Notch-Os is a brand new cooperative play set consisting of lightweight folding panels encased in a durable, weatherproof canvas material. The name “Notch-Os” refers to the notches and circles cut into the panels to allow them to be assembled in limitless configurations: stackable triangular tubes, accordion-folded freestanding walls, and much more. Accessories such as PVC pipes will further expand the play opportunities. The set can pack flat for easy storage or can be secured at a site using a cable. Since the kit can be used virtually anywhere, it will allow us to bring play to children year round, wherever they are.
The images below show the possibilities of Notch-Os using a cardboard prototype.
See Saul Bellows
See Saul Bellows (we could not resist this terrible/awesome pun) is a dynamic seesaw with bellows incorporated on each side. The air from both bellows would flow out at the seesaw’s fulcrum, activating whimsical, changeable components, including animal-shaped fabric balloons, musical instruments, air-flow science demonstrations, and even something as absurd as a giant whoopee cushion. This concept provides a unique and memorable play experience small enough to site in diverse locations yet large enough to feel substantial and create a spectacle.
FUNicular is a model funicular or aerial tram attached to the railing of a public staircase in Roslindale, ideally at the Roslindale Village commuter rail station. The model’s two cars will be connected by cables, so that when a child adds rocks or other weighted items to the upper car, the lower one will be pulled to the top, and so on. By adding a whimsical play element to an important transit node in Roslindale we will provide an easy, serendipitous play opportunity to passers by and commuters.
We have assembled an all-Roslindale team who bring years of rich expertise in play to our project.
Cora has worked at Boston Children’s Museum since 2009. She is an educator, a sailor, a crafter, a mother, and a proud Roslindale resident. When she was eight years old, her life dream was to build an amphibious mobile museum bus-boat and drive it around the world educating people along the way about monarchs, moon phases, and minke whales. Not much has changed since that time.
Lawrence J. Cohen, PhD is a licensed psychologist.

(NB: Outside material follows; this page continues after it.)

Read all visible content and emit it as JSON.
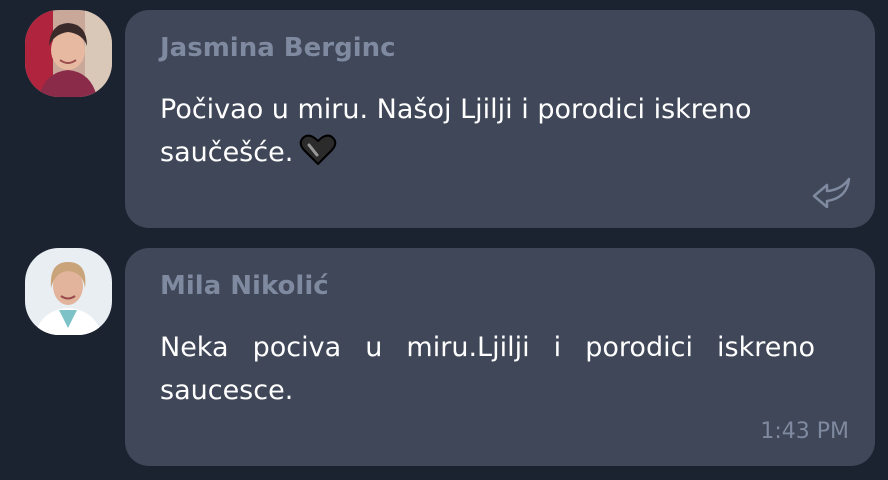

He is the author of Playful Parenting and The Opposite of Worry. He is also the co-author of The Art of Roughhousing, as well as two books about children’s friendships. He has presented workshops on play to parents, schools, and families around the world.
Dave “works” at Explo, an educational non-profit that believes in sparking creative and intellectual courage and daring. “Works” is in quotes because it’s tough to call it work when you spend your days designing and building ride-on hovercrafts, mousetrap-powered ferris wheels, and any number of other projects whose sole purpose is to teach kids by wrapping that teaching in several layers of fun. A ten-year resident of Roslindale, Dave spends his “not work” time marveling at his two daughters’ creations and eating Oreo ice cream with them at Jimmy’s.
Chris is a co-founder of Roslindale Wants to Play and a member of the Roslindale Village Main Street board of directors. He believes that cities work best when their public spaces are used to engage the community, and he devotes much of his spare time to bringing Roslindale’s families together in playful ways. Raising two daughters with very different interests provides him with a constant reminder that play is not a one-size-fits-all activity. Chris has a background in mathematics and computer science and currently works as a software engineer at MathWorks.
Adam is a co-founder of Roslindale Wants to Play and is on the steering committee of WalkUp Roslindale. He is eager to make Roslindale a lab for innovative and community-affirming use of public space. Between his play and civic-oriented projects, which include the redevelopment of Roslindale’s Substation, he squeezes in a practice as an environmental and real estate attorney. Adam hopes to bring to his children, seven year old Arlo and four year old Esme, exposure to the kind of free exploration of outdoors and DIY play he experienced as a child.